At this point I have the ‘guide paths’ and the user’s ‘drawn paths’. To calculate the score I have to compare them. Easy right?
Well these paths can have lots of coordinates each, and a brute force solution would have me compare every point of one path with every point of the other. This is super slow so I need a better way.
My solution was to build up a k-d tree for each path and compare them. This brings an n^2
solution down to n log(n)
. Way faster!
I use this package to do the job. It’s a little awkward to use but gets the job done.
To give you a sense of how many operations I save, lets say each path has a modest 100 coordinates each.
At n^2
a brute force comparison would be 100 x 100
operations totalling 10,000
calculations.
A k-d tree inserts and searches with log(n)
time. As you’ll see in a minute I have to build up 2 trees, then search each tree against each other. This means I do 4 operations of n log(n)
totalling under 3000
calculations. A 70% saving!
If we scale that up to 1000 coordinates each, those numbers reach 1,000,000
and 40,000
respectively. A 96% saving!
These aren’t exact numbers of course, but they give you a sense of how much faster and scalable the optimisation is.
Finally I can score this thing! What I do is take the maximum distance from these two operations:
A low distance = the paths are closer = a higher score!

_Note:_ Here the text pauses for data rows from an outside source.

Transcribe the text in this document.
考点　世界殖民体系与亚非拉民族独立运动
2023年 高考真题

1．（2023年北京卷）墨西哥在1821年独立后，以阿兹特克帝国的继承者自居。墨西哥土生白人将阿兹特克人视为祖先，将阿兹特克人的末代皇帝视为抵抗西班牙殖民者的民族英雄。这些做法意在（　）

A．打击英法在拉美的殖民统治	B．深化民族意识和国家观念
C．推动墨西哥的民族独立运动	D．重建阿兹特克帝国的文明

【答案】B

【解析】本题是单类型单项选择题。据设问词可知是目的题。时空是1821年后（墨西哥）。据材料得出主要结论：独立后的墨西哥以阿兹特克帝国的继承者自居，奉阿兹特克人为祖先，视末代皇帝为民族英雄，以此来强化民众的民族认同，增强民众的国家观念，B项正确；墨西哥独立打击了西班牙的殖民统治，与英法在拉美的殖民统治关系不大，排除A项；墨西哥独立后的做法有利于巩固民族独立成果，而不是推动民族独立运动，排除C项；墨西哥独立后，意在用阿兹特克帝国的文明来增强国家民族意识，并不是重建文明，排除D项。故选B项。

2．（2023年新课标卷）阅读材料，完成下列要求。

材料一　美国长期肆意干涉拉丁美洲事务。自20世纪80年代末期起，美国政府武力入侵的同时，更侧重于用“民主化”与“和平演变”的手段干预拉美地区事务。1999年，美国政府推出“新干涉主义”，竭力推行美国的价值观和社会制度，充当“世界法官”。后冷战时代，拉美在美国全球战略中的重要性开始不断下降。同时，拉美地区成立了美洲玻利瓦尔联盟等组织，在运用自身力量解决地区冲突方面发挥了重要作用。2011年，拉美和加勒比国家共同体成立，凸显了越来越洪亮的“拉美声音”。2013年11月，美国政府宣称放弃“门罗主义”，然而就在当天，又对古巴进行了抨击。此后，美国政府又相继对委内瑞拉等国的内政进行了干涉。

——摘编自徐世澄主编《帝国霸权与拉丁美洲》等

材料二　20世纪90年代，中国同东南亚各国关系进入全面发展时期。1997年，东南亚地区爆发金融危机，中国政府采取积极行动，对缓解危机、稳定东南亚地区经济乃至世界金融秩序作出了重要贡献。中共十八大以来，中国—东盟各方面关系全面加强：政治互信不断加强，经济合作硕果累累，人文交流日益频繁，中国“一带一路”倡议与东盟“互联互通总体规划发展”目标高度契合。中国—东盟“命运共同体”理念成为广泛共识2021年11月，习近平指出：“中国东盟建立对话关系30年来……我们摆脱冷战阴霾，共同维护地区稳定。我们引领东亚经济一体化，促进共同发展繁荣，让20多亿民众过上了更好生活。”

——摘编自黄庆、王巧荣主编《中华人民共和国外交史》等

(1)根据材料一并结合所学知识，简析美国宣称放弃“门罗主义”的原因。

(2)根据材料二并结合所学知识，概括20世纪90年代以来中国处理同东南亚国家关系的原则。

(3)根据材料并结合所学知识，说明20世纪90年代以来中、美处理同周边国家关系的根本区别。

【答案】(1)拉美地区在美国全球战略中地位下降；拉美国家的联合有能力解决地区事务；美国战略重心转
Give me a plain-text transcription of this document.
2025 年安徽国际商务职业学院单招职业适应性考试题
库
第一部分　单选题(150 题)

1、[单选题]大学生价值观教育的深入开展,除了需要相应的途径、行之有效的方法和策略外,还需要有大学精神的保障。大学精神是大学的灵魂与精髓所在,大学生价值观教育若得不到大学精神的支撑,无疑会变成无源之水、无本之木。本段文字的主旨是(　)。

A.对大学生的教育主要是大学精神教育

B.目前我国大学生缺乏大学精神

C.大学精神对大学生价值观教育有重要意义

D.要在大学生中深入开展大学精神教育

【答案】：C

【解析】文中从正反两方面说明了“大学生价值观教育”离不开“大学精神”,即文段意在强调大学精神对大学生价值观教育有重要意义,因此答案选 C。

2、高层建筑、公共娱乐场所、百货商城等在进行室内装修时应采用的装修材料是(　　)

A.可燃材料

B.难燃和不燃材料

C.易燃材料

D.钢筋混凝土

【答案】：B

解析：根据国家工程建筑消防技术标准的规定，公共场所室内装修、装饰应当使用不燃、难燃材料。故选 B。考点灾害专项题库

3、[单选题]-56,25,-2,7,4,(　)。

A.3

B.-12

Why compare them twice? Well lets say a user completely covers the whole screen with icing.
The first operation will return a high score because every guide path point is close to a drawn path point. However the score should be low because they completely mess up the cookie!
By performing the second operation we ensure the drawn paths are close to the guide paths, and that the user has only drawn near the guide paths.
I hope that makes sense. Drake understands.